How long would a single pillar, oh say twenty feet tall and two feet round at its center take to make?
  

       I wouldn't be surprised if it did take a very long time to produce a building this way, but in that case it could be seen as a project somewhat like the Clock of the Long Now - something to which people could commit themselves over generations, to get away from the idea of ephemeral and disposable artefacts that may cause their descendants problems.
Thinking about Limehouse Station itself, although i don't think it's underground, would it not be appropriate for Tube stations to be like caverns? Moreover, an entire subway system could be like an unusually regular series of caves.
nineteenthly, Aug 21 2005
  

       Good things come to those who wait. [+]
wagster, Aug 21 2005
  

       Why not just use spray-on concrete? +
moomintroll, Aug 21 2005
  

       I had a similar idea for building a framework on the ceiling of an existing cave to direct the droplets. Q: How long will your method take? A: Way less time than mine.
Shz, Aug 22 2005
  

       [moomintroll], i can't even make out what that building is. It looks like a pile of shrapnel or something. Very weird stuff.
The limescale in the area i come from is a sort of faint blue colour, but the stuff here is a dirty brown. I imagine buildings could be made in different colours or perhaps streaked, as if they were drenched in paint, so they could be lime coloured, maybe with verdigris.
[Shz], i think in a way it's a shame that it doesn't take longer than it would. I moved into a house that had been empty for several years once, and there was a fairly thick deposit of limescale in the bath and a stalactite around a centimetre long on an overflow pipe, so it would take a long time left to normal environmental conditions.
The house could conceivably be made of something very soluble, like sea salt.
nineteenthly, Aug 22 2005
  

       I have seen stalagtites starting to form under concrete which was only about 10 years old.
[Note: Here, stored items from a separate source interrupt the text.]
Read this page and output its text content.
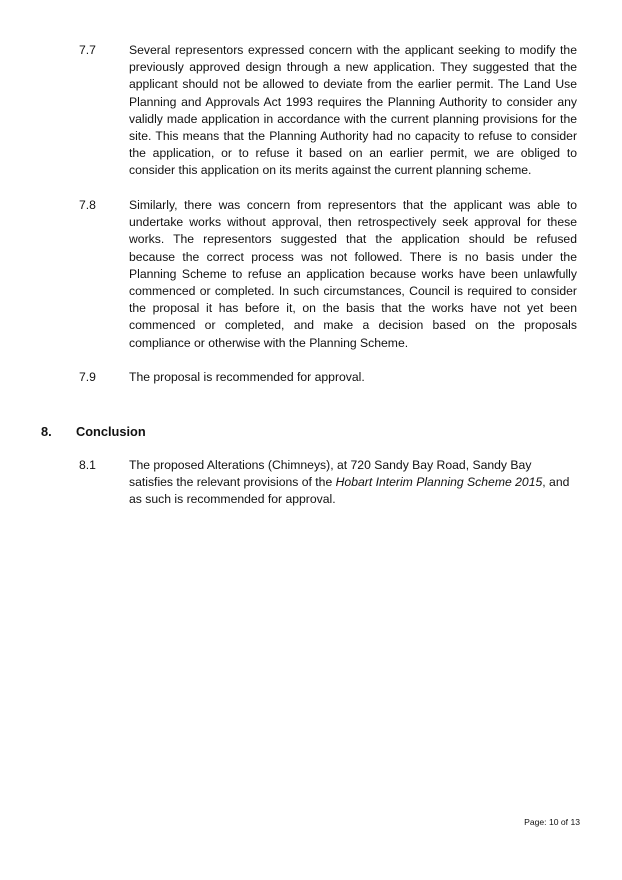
7.7	Several representors expressed concern with the applicant seeking to modify the
previously approved design through a new application. They suggested that the
applicant should not be allowed to deviate from the earlier permit. The Land Use
Planning and Approvals Act 1993 requires the Planning Authority to consider any
validly made application in accordance with the current planning provisions for the
site. This means that the Planning Authority had no capacity to refuse to consider
the application, or to refuse it based on an earlier permit, we are obliged to
consider this application on its merits against the current planning scheme.
7.8	Similarly, there was concern from representors that the applicant was able to
undertake works without approval, then retrospectively seek approval for these
works. The representors suggested that the application should be refused
because the correct process was not followed. There is no basis under the
Planning Scheme to refuse an application because works have been unlawfully
commenced or completed. In such circumstances, Council is required to consider
the proposal it has before it, on the basis that the works have not yet been
commenced or completed, and make a decision based on the proposals
compliance or otherwise with the Planning Scheme.
7.9	The proposal is recommended for approval.
8. Conclusion
8.1	The proposed Alterations (Chimneys), at 720 Sandy Bay Road, Sandy Bay
satisfies the relevant provisions of the Hobart Interim Planning Scheme 2015, and
as such is recommended for approval.
Page: 10 of 13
I think that this process could be greatly accelerated but improving the ability of the water to carry dissolved carbonate minerals - hotter, more acidic water should do it.
bungston, Aug 22 2005
  

       I expect acidifying the water would help, but the choice of which acid to use would be important for environmental reasons. Maybe oxalic acid?
nineteenthly, Aug 22 2005
  

       Carbonic acid! We want carbonates, right?
bungston, Aug 22 2005
  

       Bungston: Brilliant! supercritical CO2/soda water sprays out of noozle of house-scale 3D printer with laser-printer-esque electrostatic Magnesium/Calcium/etc. oxide powder deposition to form Mandelbrot Floorplan Cafe.